A concise, written plan for the treatment of allergic reactions resulting from accidental exposure to the food should be developed, and copies made available to the appropriate persons (e.g., daycare providers, teachers, employers). Examples of such a plan, along with other relevant information and materials, can be downloaded at Anaphylaxis Canada (http://www.anaphylaxis.ca) or the Food Allergy and Anaphylaxis Network (http://www.foodallergy.org; a US-based association). Recommendations for the management of anaphylaxis in schools and other community settings [20] are also available through the Allergy Safe Communities website at http://www.allergysafecommunities.ca.

Patients and their caregivers must also be educated on food avoidance, the identification and treatment of allergic and anaphylactic reactions, the appropriate use of epinephrine auto-injectors, and how to obtain immediate medical assistance (e.g., call 911) (see Anaphylaxis article in this supplement for more information). Individuals should also be instructed to read food labels carefully, watching for hidden ingredients such as “natural flavour” or “spices” that may indicate the presence of allergens, as well as “may contain” warnings. All food-allergic patients should obtain and wear medical identification (such as a MedicAlert® bracelet/necklace) indicating their food allergy [6].

Recent research has also shown that peanut allergic children can be desensitized to peanut by feeding them increasing amounts of peanut under close supervision [21]. Similar studies have been conducted for egg and milk allergy. Results of these studies are promising; however, they have involved only small numbers of subjects, side effects have been noted, and protocols are still evolving. Therefore, further confirmatory studies in this area are needed.

A simplified algorithm for the diagnosis and management of food allergy is provided in Figure 2.

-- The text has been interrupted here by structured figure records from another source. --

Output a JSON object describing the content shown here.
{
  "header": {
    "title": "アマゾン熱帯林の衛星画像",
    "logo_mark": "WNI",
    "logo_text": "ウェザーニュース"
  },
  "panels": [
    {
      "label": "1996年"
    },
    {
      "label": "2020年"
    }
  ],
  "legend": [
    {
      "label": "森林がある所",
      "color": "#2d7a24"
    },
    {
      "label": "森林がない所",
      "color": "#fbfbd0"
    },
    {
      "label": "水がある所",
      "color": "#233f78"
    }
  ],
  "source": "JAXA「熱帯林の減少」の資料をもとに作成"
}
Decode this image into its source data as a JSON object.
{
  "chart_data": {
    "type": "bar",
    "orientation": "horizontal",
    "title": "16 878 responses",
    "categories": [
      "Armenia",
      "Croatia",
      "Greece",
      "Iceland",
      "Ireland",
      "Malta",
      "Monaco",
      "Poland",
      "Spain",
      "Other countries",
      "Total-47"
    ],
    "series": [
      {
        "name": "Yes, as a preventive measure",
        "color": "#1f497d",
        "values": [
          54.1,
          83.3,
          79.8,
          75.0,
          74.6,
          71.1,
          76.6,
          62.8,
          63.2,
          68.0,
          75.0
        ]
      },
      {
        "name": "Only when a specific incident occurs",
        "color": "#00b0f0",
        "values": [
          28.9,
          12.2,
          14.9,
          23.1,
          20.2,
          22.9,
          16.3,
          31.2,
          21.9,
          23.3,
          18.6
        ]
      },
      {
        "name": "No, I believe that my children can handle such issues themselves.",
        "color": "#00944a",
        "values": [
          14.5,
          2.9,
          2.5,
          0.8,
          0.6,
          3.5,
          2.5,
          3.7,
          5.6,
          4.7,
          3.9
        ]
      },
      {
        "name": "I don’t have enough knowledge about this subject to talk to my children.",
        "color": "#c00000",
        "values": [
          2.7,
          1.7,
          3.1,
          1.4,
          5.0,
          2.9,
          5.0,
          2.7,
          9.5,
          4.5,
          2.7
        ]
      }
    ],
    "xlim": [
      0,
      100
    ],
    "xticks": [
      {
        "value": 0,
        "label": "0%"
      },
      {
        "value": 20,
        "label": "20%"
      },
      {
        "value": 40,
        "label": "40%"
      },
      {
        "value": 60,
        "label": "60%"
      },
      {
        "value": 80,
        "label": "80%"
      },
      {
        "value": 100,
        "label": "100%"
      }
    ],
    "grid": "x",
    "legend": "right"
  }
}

Strategies for the prevention of food allergy have been extensively studied. Prior recommendations suggesting avoidance of highly allergenic foods in infant diets and the diets of pregnant/breastfeeding mothers have not been shown to decrease the prevalence of food allergy or atopic disease [6]. Recent guidelines from the American Academy of Pediatrics state that “no current convincing evidence exists to recommend specific avoidance of certain foods beyond 4-6 months of age for the prevention of allergy” [22].

The prognosis of food allergy is complex and dependent on the particular food. As mentioned earlier, most infants and young children outgrow allergies to milk, egg, soy and wheat. Children should be re-evaluated at regular intervals to determine whether clinical tolerance has developed. The natural history of egg and milk allergy appears to be evolving in that an increasing number of children are outgrowing these allergies in their teenaged years [23, 24]. Allergy to peanut, tree nuts, fish, and shellfish is more persistent, and lifelong in most cases.

Food allergy is an important clinical problem of increasing prevalence. Assessment by an allergist is very important for appropriate diagnosis and treatment. Diagnosis currently relies on a careful history and diagnostic tests, such as SPT, serum-specific IgE testing (where appropriate) and, if indicated, oral food challenges. The mainstay of treatment is avoidance of the responsible food(s) and appropriate, prompt response to allergic reactions with epinephrine. Further insights into the pathophysiology of food allergy will lead to the development of improved methods for prevention, diagnosis, and management of the disorder.